年复一年,大山上盛产的山货野味哺育了一代又一代人,淙淙流淌的十八都江更是盛满了我的整个童年……
若说我是个多情的家乡游子,那在我记忆的所有家乡风物中,最让我眷恋的是故乡的山水。年复一年,大山上盛产的山货野味哺育了一代又一代人,淙淙流淌的十八都江更是盛满了我的整个童年。

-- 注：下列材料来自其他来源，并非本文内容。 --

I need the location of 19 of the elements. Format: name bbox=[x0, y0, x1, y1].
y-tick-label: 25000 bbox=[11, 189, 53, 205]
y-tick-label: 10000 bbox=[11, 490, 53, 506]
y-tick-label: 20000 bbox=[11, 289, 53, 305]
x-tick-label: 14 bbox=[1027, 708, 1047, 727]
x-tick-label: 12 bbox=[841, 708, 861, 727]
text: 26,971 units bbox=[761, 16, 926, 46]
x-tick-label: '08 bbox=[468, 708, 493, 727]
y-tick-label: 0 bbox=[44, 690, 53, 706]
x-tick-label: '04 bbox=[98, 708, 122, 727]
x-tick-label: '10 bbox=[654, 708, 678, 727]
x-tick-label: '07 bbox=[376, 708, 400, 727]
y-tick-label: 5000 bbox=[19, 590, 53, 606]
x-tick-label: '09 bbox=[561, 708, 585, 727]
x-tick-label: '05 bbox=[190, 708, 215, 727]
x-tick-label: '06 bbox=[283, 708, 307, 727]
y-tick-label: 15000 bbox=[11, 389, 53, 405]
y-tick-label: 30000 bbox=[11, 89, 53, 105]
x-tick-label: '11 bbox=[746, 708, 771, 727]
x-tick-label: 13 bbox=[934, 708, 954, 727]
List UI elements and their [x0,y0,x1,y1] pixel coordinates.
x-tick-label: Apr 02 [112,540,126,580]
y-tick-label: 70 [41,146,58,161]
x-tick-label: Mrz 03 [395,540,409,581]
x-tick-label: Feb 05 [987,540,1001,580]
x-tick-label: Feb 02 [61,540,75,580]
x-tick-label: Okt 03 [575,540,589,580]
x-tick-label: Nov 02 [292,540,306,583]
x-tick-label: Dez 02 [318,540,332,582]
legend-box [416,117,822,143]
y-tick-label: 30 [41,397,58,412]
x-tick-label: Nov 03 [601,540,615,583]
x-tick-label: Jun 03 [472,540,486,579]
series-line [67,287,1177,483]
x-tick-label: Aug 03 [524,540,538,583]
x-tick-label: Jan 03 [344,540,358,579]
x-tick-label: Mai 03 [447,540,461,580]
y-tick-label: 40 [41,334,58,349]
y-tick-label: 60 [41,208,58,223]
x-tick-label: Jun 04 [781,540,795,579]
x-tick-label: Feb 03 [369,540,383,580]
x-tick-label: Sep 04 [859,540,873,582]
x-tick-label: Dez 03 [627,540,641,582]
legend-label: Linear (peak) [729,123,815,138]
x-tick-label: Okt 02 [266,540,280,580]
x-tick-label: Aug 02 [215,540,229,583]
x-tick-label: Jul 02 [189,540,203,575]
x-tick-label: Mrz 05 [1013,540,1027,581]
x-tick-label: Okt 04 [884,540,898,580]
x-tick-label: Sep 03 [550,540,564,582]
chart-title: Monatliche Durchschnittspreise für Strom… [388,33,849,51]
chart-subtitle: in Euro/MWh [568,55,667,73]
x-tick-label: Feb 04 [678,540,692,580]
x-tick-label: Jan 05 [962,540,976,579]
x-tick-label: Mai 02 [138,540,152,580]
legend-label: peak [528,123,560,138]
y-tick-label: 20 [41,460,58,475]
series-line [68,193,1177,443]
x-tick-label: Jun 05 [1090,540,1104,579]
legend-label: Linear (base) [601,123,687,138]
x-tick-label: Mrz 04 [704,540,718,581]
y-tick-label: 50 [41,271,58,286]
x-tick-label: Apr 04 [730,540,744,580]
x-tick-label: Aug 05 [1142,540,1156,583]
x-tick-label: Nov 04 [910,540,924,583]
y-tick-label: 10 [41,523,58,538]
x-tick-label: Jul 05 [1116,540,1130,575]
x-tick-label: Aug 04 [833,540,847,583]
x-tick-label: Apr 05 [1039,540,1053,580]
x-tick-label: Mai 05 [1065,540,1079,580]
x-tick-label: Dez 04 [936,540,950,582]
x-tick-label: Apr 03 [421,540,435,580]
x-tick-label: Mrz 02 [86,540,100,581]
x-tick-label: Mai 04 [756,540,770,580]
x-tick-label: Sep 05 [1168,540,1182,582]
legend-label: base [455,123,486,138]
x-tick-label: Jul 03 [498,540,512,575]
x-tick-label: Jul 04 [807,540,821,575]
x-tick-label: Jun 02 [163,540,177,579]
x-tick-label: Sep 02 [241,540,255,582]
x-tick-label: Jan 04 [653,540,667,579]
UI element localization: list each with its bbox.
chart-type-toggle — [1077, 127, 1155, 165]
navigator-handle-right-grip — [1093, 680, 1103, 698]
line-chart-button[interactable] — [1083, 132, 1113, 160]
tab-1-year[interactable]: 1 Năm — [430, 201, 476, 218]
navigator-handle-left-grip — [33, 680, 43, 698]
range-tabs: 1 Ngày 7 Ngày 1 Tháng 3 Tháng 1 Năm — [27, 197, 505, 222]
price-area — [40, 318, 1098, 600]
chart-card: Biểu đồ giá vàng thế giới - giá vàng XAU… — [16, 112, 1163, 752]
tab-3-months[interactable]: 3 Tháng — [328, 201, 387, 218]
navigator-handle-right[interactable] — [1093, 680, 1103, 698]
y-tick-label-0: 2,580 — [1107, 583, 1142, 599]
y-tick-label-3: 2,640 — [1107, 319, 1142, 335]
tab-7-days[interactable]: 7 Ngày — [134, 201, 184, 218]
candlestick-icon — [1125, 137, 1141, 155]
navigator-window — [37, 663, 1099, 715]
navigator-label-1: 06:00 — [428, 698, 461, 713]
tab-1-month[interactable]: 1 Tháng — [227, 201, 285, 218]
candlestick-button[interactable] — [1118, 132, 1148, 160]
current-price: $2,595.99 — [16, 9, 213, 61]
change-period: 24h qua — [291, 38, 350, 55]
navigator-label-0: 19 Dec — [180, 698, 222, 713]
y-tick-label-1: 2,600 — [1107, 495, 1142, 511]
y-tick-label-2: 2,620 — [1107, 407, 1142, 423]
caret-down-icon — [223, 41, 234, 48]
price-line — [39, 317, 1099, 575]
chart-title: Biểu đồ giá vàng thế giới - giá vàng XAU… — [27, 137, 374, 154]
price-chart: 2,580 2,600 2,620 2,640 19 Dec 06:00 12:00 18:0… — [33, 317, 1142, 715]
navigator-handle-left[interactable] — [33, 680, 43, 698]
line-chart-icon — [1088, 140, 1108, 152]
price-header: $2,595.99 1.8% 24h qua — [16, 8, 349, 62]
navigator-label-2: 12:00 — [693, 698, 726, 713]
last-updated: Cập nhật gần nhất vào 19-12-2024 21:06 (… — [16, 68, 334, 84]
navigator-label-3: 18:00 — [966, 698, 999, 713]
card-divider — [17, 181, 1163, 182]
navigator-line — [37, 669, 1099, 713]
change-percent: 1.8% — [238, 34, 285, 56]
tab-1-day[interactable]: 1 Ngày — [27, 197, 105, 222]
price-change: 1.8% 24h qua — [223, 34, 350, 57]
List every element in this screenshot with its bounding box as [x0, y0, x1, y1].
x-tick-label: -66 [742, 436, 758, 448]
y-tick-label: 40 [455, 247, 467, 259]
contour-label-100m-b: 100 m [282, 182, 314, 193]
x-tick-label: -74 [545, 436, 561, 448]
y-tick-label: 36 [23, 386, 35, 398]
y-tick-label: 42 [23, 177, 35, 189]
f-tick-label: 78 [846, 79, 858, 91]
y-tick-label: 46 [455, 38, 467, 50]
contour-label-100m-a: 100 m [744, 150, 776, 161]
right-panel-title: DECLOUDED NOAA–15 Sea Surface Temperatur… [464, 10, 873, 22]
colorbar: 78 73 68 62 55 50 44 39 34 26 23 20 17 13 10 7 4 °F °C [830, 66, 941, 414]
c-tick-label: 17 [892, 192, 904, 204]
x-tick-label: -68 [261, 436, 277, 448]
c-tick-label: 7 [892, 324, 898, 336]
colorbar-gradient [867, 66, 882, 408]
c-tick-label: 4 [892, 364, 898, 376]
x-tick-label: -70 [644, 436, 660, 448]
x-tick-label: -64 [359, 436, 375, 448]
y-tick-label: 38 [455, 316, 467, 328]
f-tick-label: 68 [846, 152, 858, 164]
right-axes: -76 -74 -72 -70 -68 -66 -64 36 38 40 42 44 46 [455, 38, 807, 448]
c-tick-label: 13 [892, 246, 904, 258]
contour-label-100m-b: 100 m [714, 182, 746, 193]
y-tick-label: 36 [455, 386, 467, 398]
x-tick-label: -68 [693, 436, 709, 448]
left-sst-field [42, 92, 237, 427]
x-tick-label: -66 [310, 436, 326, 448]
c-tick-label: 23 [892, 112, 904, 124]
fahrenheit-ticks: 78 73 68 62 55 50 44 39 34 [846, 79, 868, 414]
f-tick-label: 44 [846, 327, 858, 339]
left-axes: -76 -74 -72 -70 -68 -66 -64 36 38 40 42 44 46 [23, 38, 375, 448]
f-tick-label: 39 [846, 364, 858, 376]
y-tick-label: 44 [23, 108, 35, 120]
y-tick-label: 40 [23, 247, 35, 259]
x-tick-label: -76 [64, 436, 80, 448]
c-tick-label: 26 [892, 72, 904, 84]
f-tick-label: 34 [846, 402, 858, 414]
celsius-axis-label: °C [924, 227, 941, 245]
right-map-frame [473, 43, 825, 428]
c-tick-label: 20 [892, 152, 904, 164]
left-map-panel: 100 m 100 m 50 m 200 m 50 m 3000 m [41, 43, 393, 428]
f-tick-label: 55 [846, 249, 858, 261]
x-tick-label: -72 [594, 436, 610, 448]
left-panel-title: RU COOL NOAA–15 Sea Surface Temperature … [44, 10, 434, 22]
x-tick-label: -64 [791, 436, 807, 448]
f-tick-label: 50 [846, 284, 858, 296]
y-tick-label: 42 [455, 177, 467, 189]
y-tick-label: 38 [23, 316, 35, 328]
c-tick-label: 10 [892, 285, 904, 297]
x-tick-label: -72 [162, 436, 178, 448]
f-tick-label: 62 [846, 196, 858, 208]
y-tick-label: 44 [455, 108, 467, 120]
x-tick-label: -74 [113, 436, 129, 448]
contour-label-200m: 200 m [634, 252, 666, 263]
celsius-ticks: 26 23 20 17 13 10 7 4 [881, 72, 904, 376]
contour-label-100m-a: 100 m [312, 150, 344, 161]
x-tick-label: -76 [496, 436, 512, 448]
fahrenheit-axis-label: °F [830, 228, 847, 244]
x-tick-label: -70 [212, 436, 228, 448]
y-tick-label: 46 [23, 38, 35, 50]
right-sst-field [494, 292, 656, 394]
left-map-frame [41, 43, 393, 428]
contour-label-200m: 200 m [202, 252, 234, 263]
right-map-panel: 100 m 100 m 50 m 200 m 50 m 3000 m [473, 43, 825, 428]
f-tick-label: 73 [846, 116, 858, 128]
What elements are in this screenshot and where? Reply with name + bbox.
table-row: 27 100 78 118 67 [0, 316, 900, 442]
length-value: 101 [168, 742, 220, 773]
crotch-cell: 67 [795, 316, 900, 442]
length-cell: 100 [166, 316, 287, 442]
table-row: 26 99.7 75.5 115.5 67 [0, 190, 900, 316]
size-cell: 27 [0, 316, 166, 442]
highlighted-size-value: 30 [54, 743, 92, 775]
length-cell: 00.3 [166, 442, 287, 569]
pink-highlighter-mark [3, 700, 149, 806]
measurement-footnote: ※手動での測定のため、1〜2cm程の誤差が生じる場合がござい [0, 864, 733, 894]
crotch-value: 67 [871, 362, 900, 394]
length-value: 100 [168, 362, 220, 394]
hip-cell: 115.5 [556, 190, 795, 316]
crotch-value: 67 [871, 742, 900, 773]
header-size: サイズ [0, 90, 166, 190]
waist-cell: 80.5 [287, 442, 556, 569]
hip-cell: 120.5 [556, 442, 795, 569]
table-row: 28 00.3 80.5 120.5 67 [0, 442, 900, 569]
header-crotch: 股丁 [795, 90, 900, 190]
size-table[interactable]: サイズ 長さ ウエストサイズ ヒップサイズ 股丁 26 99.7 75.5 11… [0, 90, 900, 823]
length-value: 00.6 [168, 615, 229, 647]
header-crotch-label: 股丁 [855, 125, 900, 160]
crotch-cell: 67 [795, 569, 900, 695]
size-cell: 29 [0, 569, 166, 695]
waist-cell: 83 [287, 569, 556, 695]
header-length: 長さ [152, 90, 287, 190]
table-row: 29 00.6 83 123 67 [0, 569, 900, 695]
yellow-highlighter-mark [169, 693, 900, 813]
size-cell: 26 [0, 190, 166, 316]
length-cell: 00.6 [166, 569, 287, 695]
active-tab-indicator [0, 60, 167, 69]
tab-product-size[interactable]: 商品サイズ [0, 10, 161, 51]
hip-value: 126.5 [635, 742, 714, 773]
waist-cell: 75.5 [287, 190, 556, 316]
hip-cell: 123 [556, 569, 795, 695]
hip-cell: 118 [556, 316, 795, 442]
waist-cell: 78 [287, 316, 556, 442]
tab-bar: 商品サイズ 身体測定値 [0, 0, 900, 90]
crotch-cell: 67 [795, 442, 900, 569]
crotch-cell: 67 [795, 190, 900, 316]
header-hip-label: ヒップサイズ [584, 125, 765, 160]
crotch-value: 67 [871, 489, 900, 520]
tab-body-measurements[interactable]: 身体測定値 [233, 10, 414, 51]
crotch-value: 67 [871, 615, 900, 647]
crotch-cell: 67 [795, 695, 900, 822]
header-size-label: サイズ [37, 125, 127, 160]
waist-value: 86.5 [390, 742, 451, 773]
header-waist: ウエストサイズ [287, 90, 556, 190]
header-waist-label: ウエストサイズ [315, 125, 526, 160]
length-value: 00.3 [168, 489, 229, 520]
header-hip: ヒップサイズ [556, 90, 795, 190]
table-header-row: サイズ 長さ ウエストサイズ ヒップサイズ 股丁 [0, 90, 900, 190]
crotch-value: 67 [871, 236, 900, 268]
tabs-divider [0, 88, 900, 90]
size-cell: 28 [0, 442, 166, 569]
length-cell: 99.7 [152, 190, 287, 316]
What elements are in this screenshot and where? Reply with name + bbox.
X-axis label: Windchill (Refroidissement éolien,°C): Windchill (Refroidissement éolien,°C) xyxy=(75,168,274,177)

十八都江从四明山腹地下王而出,流经我们村是中游,这里既没有上游溪滩巨石林立、水流湍急的落差感,也没有下游细石软沙、河面宽阔的平稳感,是个砂石丰富、河床多样的绝佳水域。年幼时,最渴望的莫过于夏季了。积水好的地方能将溪水积成好大一潭,夏日里那一个个潭便是我们的乐园。我和全村的孩子整天赤膊泡在水里,洗澡、网鱼、兜虾、摸螺蛳……个别怕裤湿被大人骂的,干脆脱去裤衩天天裸泳。有时大姐大妈来洗衣服,我们就故意把水弄浑,或用水溅她们,惹得她们要用棒槌教训我们,我们就往深潭里猛扎下去,只剩下一圈圈的水纹向外荡漾开去。在潭里,骑水牛最有劲,握着水牛的两个角,“驾驾”地在牛背上喊着蹦着。牛脾气上来,有时会把你给掼下水,水里还得留意会踩到软绵绵、热乎乎的牛粪。即便晚上,我们都打着手电、拎着水桶去照蟹鱼,灯光下那些鱼蟹都笨拙地成为我们的夜点心,运气好的甚至能捉到鳖鳗,整个暑假每天的期望就是享用这溪,这水,这鱼,这蟹……
溪边丛丛芦苇又是我们的另一个战场。
盛夏,一群群无忧无虑的孩子,个个都是水中的“蛟龙”。水中泡腻了,便三五成群地往芦丛中钻。这里既可做“沙家浜游击战”的好地方,又常常会遇到蛇吞蛙的惊险一幕,继而又有了“人蛇大战”,还可在芦丛中的溪沟挖青黄鳝。假如你想找点野果,别急,满地的刺疙瘩,摘一捧用汗背心包着到水中剥开洗净,挑选血红的嚼起来,酸溜溜、甜津津的,后味很好。溪沟边的山脚下拨开草丛还有一拨拨的野草莓,可甜了。傍晚了,主人们手捏竹呼梢将栖在水中或芦丛中的鸭鹅排好队点好数赶回家。这时,我们又行动了。鸭鹅栖息过的地方往往会留下几枚蛋,谁眼尖就归谁。直至天色将暮,蚊虫四起,我们才依依不舍地带着各自的战利品回家。小伙伴有因为带回满兜刺疙瘩、水中泡久眼睛充血而被父母打的;有窜上跳下脚底板被犀利的石刀划开受伤的,还有因为捉了半来碗的鱼蟹或捡到鸭蛋被赏一根棒冰的……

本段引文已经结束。